Der Ton macht die Musik. Was sich zwangsläufig niederschlägt in einem Film, der dann auch um einiges muskulöser und koffeeinierter ist als seine mit Sentimentalität entwaffnende Vorlage. Doch wo die mit Lässigkeit verwechselte Kaltschnäuzigkeit der zwei von Disney finanzierten Adepten misstönt wie eine LP auf 45 Umdrehungen, kann man ihnen den standardisierten Vorwurf mangelnder Werktreue wahrlich nicht machen. Hornby hat seinen Segen erteilt. Welch Wunder: „High Fidelity“, the movie, ist „High Fidelity“, dem book of love, so sklavisch verhaftet, dass es auf der Leinwand mitunter wie bei einer Lesung zugeht – ermöglicht durch den immer riskanten, immer mutigen Dreh, eine Hauptfigur direkt in die Kamera sprechen zu lassen und damit die lichtspielerische Distanz zum Publikum aufzuheben. Dies lädt wütender zu Identifikation ein als Hornbys waidwunder Plauderton und will uns partout zu Verbündeten machen, wenn Rob (Cusack) ausholt zu Exkursen über Frauen, Musik und weniger relevante Dinge. All die besten Gedanken des Buches wurden ins Script gepaust. Was war zuerst da traurige Popsongs oder traurige junge Männer? Wie lange ist es statthaft, die Verflossene durchs Fenster mit ihrem neuen Stecher zu beobachten? Und vor allem: Kann man denn Frauen lieben, die Tina Turner hören?
„High Fidelity“ droht so häufig aber auch zu „Being John Cusack“ zu werden. Berichtet die Story mit Stoßseufzern in Richtung Vergangenheit vom verdutzten Erwachsenwerden, nutzt Cusack das Spotlight zu einer Selbstgesprächstherapie. Er kann – und will – nicht anders spielen als mit Intellektualität und mit Kinn voran. Doch so aufrecht das in anderen Filmen nachwirkt, so wenig passt es zu dem Platten-(laden)besitzer Rob, der als Buchfigur noch zu jeder Note seiner Sinnkrise einen Satz Selbstironie und zwei Scheite Charme parat hat. Cusack indes spielt mit Verbissenheit statt Verwirrtheit.
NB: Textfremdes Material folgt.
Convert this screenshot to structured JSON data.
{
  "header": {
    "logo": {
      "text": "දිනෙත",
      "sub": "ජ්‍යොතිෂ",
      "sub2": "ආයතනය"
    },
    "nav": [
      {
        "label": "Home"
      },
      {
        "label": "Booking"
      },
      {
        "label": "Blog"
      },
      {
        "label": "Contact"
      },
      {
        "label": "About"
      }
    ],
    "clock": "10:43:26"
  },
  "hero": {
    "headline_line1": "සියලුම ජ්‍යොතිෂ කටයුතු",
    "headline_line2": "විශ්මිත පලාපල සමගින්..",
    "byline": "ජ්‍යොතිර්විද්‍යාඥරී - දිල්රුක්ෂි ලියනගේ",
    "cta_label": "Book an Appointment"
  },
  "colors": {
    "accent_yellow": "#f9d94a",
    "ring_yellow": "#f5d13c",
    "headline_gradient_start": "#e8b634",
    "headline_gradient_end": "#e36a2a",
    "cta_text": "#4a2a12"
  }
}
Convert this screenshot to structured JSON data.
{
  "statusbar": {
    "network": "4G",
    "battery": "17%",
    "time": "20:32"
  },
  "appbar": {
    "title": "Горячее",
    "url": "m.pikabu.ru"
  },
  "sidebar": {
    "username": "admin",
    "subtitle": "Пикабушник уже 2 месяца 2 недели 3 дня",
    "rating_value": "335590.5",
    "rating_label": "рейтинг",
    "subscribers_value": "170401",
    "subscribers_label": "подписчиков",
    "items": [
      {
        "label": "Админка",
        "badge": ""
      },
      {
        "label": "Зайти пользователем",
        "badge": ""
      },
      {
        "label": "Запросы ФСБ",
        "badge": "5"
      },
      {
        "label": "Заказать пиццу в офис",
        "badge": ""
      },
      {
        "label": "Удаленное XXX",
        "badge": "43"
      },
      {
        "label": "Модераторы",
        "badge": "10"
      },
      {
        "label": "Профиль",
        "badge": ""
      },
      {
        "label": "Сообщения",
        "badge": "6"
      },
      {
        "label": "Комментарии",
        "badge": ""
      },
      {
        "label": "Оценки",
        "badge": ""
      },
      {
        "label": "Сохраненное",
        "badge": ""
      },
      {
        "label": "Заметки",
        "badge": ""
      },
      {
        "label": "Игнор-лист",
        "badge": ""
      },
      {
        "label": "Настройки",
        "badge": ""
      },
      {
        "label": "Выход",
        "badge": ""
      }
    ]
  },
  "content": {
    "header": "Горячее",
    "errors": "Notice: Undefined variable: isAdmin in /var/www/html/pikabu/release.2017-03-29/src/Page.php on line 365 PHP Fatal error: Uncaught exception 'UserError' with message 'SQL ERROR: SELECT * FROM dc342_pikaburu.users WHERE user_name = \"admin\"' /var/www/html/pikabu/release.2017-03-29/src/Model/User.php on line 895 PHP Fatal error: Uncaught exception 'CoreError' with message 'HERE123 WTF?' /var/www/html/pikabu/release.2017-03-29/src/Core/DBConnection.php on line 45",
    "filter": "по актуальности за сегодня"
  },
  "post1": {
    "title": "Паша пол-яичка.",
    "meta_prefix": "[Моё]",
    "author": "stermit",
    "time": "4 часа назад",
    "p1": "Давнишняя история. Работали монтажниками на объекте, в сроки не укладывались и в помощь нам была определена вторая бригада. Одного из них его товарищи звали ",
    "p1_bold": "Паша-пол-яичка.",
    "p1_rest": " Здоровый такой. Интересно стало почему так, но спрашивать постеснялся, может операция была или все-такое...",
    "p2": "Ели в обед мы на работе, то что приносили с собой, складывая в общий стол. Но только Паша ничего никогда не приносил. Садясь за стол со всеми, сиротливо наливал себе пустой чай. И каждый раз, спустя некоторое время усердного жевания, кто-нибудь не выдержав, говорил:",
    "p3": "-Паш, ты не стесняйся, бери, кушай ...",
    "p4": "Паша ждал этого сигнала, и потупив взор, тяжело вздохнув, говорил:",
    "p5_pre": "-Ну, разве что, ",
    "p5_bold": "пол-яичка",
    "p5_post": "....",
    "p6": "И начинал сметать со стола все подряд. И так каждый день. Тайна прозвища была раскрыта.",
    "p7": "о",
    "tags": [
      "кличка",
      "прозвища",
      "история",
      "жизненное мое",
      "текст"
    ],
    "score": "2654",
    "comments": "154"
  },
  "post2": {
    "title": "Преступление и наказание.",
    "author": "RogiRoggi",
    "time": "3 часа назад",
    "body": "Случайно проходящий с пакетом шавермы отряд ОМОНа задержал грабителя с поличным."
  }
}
Rar und wahr dagegen jener Moment, in dem Rob einem Paar nur beim Zärteln zusieht und er ohne Worte vermittelt, dass er bei aller Selbstverliebtheit doch ins Verliebtsein verschossen ist. Bis das Katalogisieren der Singles das Ordnen von Single-Gefühlen ersetzt Doch kaum kömmt der Film so zur Ruhe, wird wieder zum Amerikanisieren angehoben. Und obwohl Chicago den Stoffwechsel erstaunlich problemlos trägt, befremdet die Overstatement-Attitüde der alpha-males. Während die Frauen aus Robs Trennungs- und Trost-Galerie zu Stichwortgeberinnen reduziert sind, dürfen Jack Black und Todd Louiso als Robs kumpelige Mitarbeiter ungehemmt punkten. Lustig und szenenstehlend, ohne Frage, aber leicht landet ihre Laurel & Hardy-Routine manchmal jenseits der Grenze zur Karikatur. „High Fidelity“? Eher „Pump It Up“, um bei Costello zu bleiben.
Ob Engländer freilich einen besseren Film aus dem in seiner Anekdotenhaftigkeit schwer zu adaptierenden Buch gemacht hätten, bleibt Spekulation. Einen kauzigeren fraglos. Dafür hätten sie Bruce Springsteen als Boss höchstselbst schwerlich zu einem herrlichen Cameo bewegen können, in dem er Rob Rat in Herzensangelegenheiten gibt. Auch lässt die Popkultur-Quote von „High Fidelity“ jene Spezialisten nicht unbefriedigt, die ihre Platten selbstverständlich in Plastikfolien verwahren und von Frears „ungekrönte Könige“ genannt werden, „denen leider nur die Untertanen fehlen“. Mehr als 2000 Songs seien für den Soundtrack in die Auswahl geraten, erzählt Cusack, wobei persönliche Favoriten letztendlich den Ausschlag gegeben hätten. Da bekommen Belle & Sebastian einen wunderbaren name check und wurden von Dylan bis Velvet Underground nicht Gassenhauer verbraten, sondern Nuggets gehoben. „High Fidelity“ ist mit seiner Lust an Top-Five-Listen und Pop als Lebenselixier vor allem ein Fan-Film. Geben wir ihm daher sieben von zehn möglichen Bookmarks.